What accruals are and how to post them in FreeAgent.
Under UK accounting rules, you need to put costs that your business incurs into your profit and loss account at the point when the business uses what it's paid for - which is not necessarily the same as when the cost was paid.
Often you'll pay costs such as electricity and telephone bills in arrears. For example, you might pay your business's office electricity bill of £300 on 1st May 2010, but this would be for electricity that the business used between 1st February and 30th April 2011.
So if your business prepares accounts to 31st March each year, then if you just include your electricity in your accounts at the point when you pay for it, there will be two months' worth of cost missing from your accounts to 31st March 2011, and therefore your profit will be too high and you'll pay too much tax, because part of your electricity payment relates to February and March 2011.
So you need to put the £200, two months' worth of your electricity bill, into your profit and loss account as at 31st March 2011.
This is called an accrual.
Some larger businesses post monthly accruals, but in smaller businesses it's more common to post them each year.
The £200 will be paid for in the year to 31st March 2012, so you'll also need to make sure you take it out of the profit and loss account for that year.
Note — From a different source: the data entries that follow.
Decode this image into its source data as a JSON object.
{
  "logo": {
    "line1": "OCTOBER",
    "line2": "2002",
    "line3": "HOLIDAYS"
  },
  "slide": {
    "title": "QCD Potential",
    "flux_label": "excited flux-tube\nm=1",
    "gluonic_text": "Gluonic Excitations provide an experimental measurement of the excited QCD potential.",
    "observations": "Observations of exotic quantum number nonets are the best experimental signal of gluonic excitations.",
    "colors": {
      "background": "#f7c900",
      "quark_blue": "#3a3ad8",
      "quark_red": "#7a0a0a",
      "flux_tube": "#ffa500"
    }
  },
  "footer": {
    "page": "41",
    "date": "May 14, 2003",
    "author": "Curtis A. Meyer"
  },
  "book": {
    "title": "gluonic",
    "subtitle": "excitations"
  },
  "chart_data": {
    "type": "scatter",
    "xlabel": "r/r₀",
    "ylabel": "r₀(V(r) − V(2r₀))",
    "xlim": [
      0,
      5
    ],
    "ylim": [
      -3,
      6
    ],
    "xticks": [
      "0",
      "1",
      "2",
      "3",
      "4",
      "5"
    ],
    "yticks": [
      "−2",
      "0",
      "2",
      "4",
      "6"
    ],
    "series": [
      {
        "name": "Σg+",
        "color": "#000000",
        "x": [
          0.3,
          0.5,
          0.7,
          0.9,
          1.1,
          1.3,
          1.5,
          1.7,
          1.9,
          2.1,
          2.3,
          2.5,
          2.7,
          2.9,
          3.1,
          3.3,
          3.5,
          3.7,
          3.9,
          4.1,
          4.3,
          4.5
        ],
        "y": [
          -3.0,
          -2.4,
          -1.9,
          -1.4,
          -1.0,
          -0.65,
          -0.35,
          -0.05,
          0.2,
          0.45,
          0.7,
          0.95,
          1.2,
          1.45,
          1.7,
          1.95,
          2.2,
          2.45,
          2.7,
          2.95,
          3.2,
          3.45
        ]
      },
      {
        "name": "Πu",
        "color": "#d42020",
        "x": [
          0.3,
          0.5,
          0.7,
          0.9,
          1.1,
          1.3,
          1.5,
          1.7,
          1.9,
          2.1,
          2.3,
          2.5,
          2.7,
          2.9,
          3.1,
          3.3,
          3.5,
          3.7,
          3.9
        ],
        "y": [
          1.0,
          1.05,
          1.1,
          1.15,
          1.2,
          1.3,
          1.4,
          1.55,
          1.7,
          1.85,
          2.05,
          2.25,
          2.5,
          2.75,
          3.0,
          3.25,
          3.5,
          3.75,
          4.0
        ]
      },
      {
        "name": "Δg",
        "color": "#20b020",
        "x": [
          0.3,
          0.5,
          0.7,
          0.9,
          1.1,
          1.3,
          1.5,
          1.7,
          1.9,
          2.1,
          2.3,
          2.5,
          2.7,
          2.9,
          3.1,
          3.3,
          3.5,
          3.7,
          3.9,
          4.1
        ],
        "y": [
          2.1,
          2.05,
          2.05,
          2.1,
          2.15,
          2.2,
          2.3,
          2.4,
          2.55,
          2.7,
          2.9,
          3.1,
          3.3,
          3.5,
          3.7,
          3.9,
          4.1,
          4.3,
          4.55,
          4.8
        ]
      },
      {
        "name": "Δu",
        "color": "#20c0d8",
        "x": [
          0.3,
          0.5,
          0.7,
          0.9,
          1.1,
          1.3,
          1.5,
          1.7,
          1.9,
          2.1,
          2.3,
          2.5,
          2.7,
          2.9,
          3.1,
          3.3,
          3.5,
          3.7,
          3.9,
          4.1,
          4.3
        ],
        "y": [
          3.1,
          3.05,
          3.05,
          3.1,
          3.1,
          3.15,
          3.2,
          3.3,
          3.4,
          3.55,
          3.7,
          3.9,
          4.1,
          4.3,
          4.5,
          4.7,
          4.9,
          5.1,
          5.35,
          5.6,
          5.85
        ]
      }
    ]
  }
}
Accountants call this "reversing" the accrual.
To post an accrual in FreeAgent, use journal entries.
In the above example, I would post two entries for the original accrual of £200, dated 31st March 2011, to debit the code where the cost will go, in this case 250 Office Costs, and credit code 660 Accruals.
To reverse the accrual, post another pair of journal entries for the same amount, dated the first day of your business's new accounting year, in this case 1st April 2011.
These would be the reverse of the first pair, in other words, credit the code where the cost will go, in this case 250 Office Costs, and debit code 660 Accruals.
Use the VAT exclusive figure from the bill when you work out accruals - unless you're on the VAT flat rate scheme and the accrual isn't for a large asset, in which case you should use the VAT inclusive figure.